Aslında M.S. 325 yılında yapılan İznik konsiline kadar bu İnciller kilise tarafından resmen kabul edilmemişti. Bununla birlikte birbiriyle çelişkili onlarca İncil’den oluşan bir koleksiyon vardı. Kilise, bunlardan sadece dört tanesini seçip almıştı. Yani kilise, bir bakıma İncil yazımı için sipariş veriyordu. Kilisenin bu konuda karşılaştığı en büyük sorun, İncillerin sayısının çokluğuydu. Tabiatıyla İncillerin çokluğu neticede onun tahrif edilmesinden kaynaklanıyordu. Kur’an bu tahrifi yapanları şöyle kınamaktadır.
“Allah, Kitap verilenlerden onu insanlara açıklayacaksınız ve gizlemeyeceksiniz diye ahid almıştı. Onlar ise İncil’i arkalarına atıp az bir değere değiştirdiler.

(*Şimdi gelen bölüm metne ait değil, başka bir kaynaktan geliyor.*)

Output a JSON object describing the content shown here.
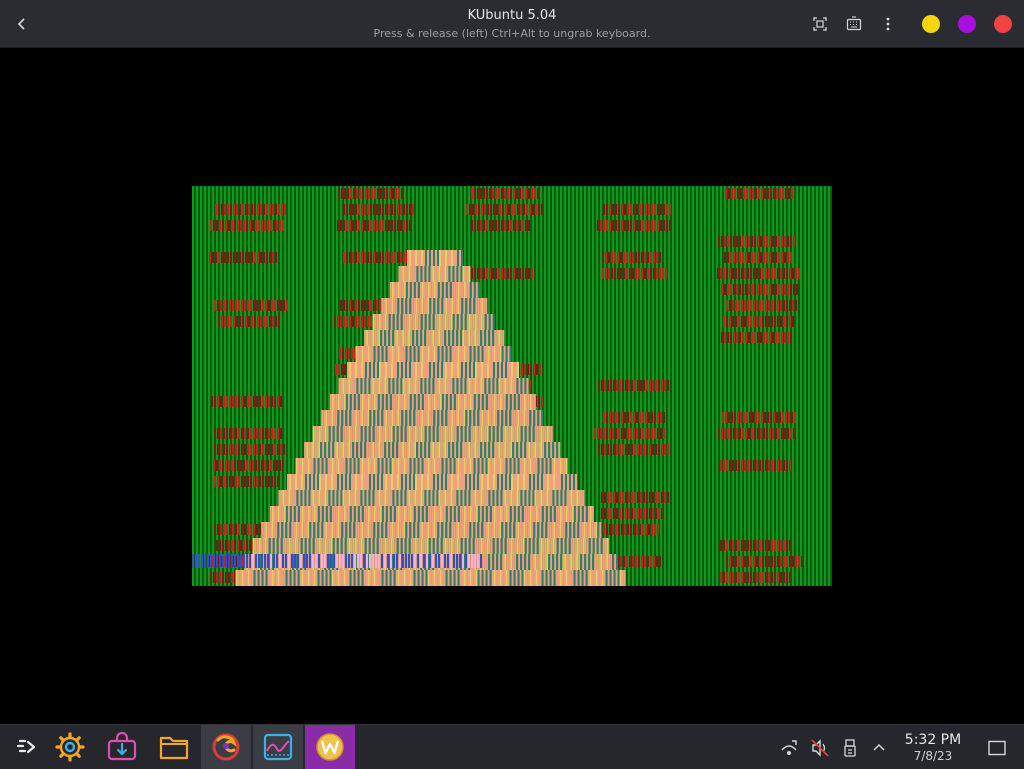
{
  "window": {
    "title": "KUbuntu 5.04",
    "subtitle": "Press & release (left) Ctrl+Alt to ungrab keyboard."
  },
  "titlebar_buttons": {
    "icons": [
      "back-icon",
      "screenshot-icon",
      "keyboard-icon",
      "menu-dots-icon"
    ],
    "window_controls": [
      {
        "name": "minimize",
        "color": "#f5d60e"
      },
      {
        "name": "maximize",
        "color": "#a90fe0"
      },
      {
        "name": "close",
        "color": "#f04444"
      }
    ]
  },
  "vm_screen": {
    "colors": {
      "green": "#0f9a1e",
      "dark_green": "#0a5a10",
      "red": "#b8261a",
      "dark_red": "#7a1a10",
      "peach": "#f0a080",
      "yellow": "#e8d060",
      "teal": "#2a8070",
      "pink": "#ffb0d0",
      "blue": "#3050c0"
    }
  },
  "taskbar": {
    "apps": [
      {
        "name": "application-launcher",
        "icon": "launcher-icon"
      },
      {
        "name": "system-settings",
        "icon": "gear-icon"
      },
      {
        "name": "discover",
        "icon": "software-center-icon"
      },
      {
        "name": "dolphin",
        "icon": "folder-icon"
      },
      {
        "name": "firefox",
        "icon": "firefox-icon"
      },
      {
        "name": "system-monitor",
        "icon": "monitor-icon"
      },
      {
        "name": "vm-app",
        "icon": "w-logo-icon"
      }
    ],
    "tray": [
      "network-icon",
      "muted-volume-icon",
      "usb-icon",
      "expand-tray-icon"
    ],
    "clock": {
      "time": "5:32 PM",
      "date": "7/8/23"
    }
  },
  "colors": {
    "titlebar_bg": "#2b2c31",
    "taskbar_bg": "#25272c",
    "selected_app_bg": "#8a2ba8",
    "icon_blue": "#3daee9",
    "icon_orange": "#f5a623",
    "icon_pink": "#e24db5"
  }
}
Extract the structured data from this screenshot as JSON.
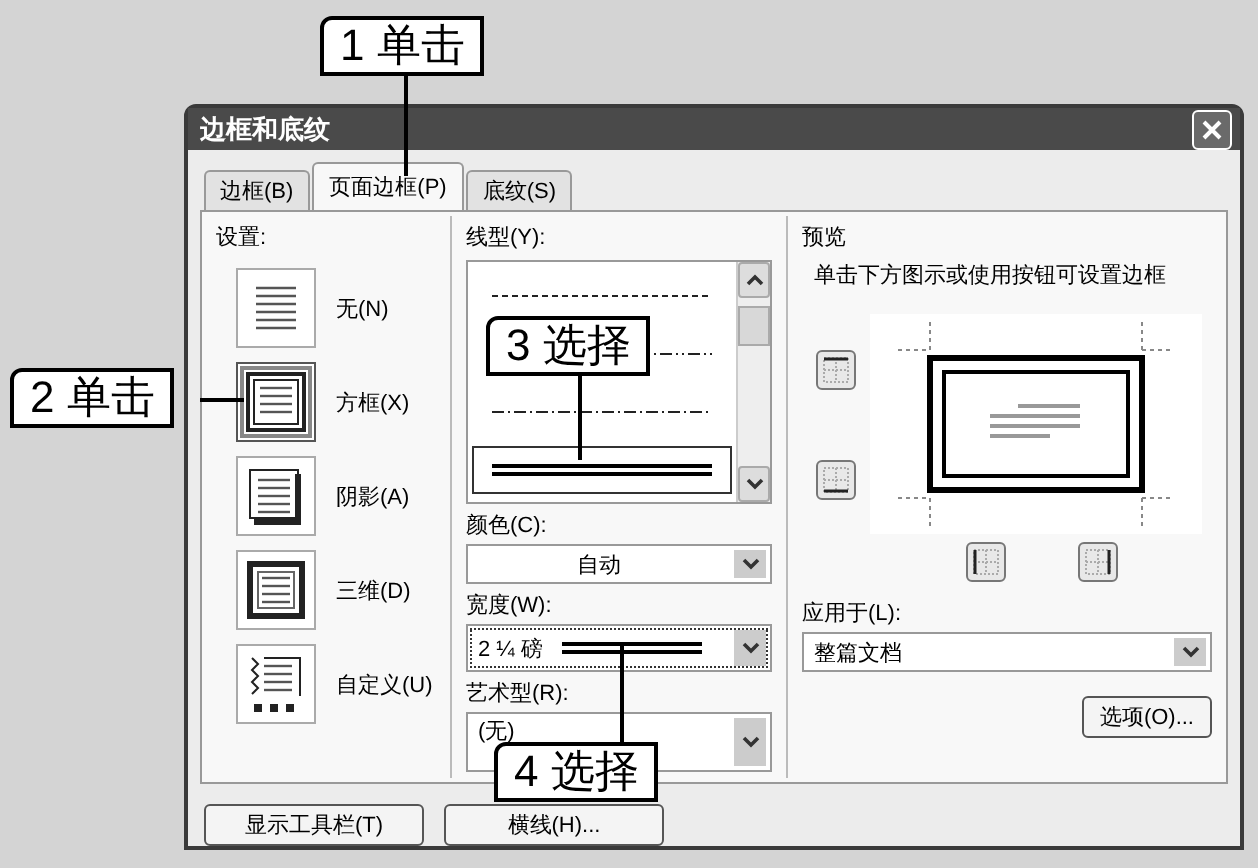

Onların alış verişleri ne kötüdür.” (Âl-i İmrân: 3/187)
Hıristiyanlığın ilk asırlarından beri İncillerin çokluğunun kiliseyi zor durumda bıraktığını söylemiştik. Roma imparatorlarının hıristiyanlara yaptıkları baskılara son vermek ve hatta onların gözetim ve korumalarına girmek isteyen bazı hıristiyanlar İncilleri imparatorların istedikleri şekle sokmak istemiş ve bunda da başarılı olmuşlardır. Çünkü M.S. 325 yılında İznik’te yapılan konsilde artık horlanan, işkence edilen hıristiyanlar, kendi dinlerinin Roma devletinin resmî dini olması sebebiyle âdeta derin bir nefes alarak rahatlıyorlardı. Kur’an, hıristiyanların İncil’i az bir değere sattıkları fikrini teyid etmektedir. Neticede hıristiyanlık başkalaşarak Roma devletinin himayesine girebilmiştir. Kısaca Roma devletini idare edenler hıristiyanlığı kendi istekleri doğrultusunda değiştirdikten sonra kabul etmişlerdir. Çünkü bu aşamadan sonra onu kabul etmek, kendi zâlim yönetimleri için tehlikeli değildi.
Hz. İsa’nın yaptığı tebliğatın tek bir İncil’de bulunması gerekirdi. Kilisenin ve bu arada Roma devletinin yazılması için sipariş verdiği İncillerin Hz. İsa’nın tebliğ ettiği Kitap olamayacağı açıktır. Zaten Hz. İsa’nın tebliğ ettiği İncil’in sözlü olarak Allah’tan gelen ve tek bir İncil olduğunu Yeni Ahid’deki şu cümleler de desteklemektedir: “Yahya ele verildikten sonra İsa Allah’ın İncil’ini vazederek Galile’ye gelip dedi.”[1] Aynı şekilde Kitab-ı Mukaddes’teki Pavlos’un risâlelerinde de Mesih’in İncil’inden bahsedilmektedir.[2]
Bütün bu gerçeklere rağmen hıristiyanlar tek bir İncil’in varlığını kabul etmeyip onları iki grupta ele alırlar. Birinci gruba ilk üç İncil (Matta, Markos, Luka) girmektedir. İkinci gruba ise Yuhanna İncili girmektedir. Bu üç İncil, Yuhanna İncilinden çok farklıdır. Kendi aralarında da bir insicam yoktur. Zaten bu kitapları okuyan bir kişi, onlardaki çelişkileri kolayca görebilir.[3]